Once the 2014 offseason began, Miller Jr. saw his opening. His body was finally back to full strength and UCLA’s incumbent starter at catcher, Shane Zeile had departed for the MLB draft. Miller Jr. said he put everything he had toward earning the starting role for 2015.
“By far, it’s the hardest I’ve worked in my life,” Miller Jr. said. “Cause I knew this was the opportunity of my life. This is my time. And if I don’t do this now, then I might never be able to do this.”
While he worked toward regaining a spot in the everyday lineup, Miller Jr. gleaned wisdom from one of his hall of fame relatives.
“We had a few conversations. A couple things I told him is: ‘Good things come to those who wait,'” Reggie Miller said. “You’re gonna get a better appreciation not only of your teammates but of the game of baseball.”

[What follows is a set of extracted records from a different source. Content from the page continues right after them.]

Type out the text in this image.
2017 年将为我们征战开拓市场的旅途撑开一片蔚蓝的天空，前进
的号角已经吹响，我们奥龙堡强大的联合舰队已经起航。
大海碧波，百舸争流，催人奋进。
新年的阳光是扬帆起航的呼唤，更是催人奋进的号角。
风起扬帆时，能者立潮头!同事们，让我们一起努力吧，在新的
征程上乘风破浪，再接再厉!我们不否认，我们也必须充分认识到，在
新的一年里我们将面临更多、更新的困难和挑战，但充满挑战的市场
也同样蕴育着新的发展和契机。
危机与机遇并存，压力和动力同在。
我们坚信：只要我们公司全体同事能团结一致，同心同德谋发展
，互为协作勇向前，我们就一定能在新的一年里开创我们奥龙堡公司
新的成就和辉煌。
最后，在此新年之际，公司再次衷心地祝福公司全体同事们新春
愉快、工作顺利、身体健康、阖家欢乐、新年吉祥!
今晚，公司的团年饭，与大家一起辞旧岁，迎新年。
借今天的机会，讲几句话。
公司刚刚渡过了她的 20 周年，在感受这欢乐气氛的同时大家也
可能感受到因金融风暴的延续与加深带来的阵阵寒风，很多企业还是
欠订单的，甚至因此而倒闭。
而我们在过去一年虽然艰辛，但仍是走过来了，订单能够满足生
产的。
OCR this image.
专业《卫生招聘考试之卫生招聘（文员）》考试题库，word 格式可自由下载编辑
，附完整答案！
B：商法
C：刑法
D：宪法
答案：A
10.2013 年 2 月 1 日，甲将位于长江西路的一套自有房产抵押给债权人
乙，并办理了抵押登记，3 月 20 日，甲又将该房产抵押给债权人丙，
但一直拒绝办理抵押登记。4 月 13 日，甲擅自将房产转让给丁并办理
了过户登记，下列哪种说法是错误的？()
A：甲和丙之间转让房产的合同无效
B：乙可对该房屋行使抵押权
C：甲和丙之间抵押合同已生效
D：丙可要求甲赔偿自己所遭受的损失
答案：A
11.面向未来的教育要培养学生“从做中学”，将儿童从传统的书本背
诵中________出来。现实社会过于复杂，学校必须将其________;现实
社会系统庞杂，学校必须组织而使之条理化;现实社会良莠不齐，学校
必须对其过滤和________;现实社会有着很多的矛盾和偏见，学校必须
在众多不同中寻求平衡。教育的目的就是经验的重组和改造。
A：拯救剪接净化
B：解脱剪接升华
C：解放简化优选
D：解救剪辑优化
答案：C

By the time UCLA opened its 2015 season in mid-February, that’s exactly how Miller Jr. felt. He said he was engaged by the simpler and more ceremonial aspects of the game, such as the national anthem and the pregame announcements of the starting lineup.
When he finally heard his name in the UCLA starting lineup once again, Miller Jr. said he felt a new level of significance that was all his own.
“That’s the first time I was out there (since 2013), and I feel like every time I hear the national anthem and my name in the starting lineup, I always go back to like, ‘Hey I worked for this,'” Miller Jr. said. “It feels surreal every time.”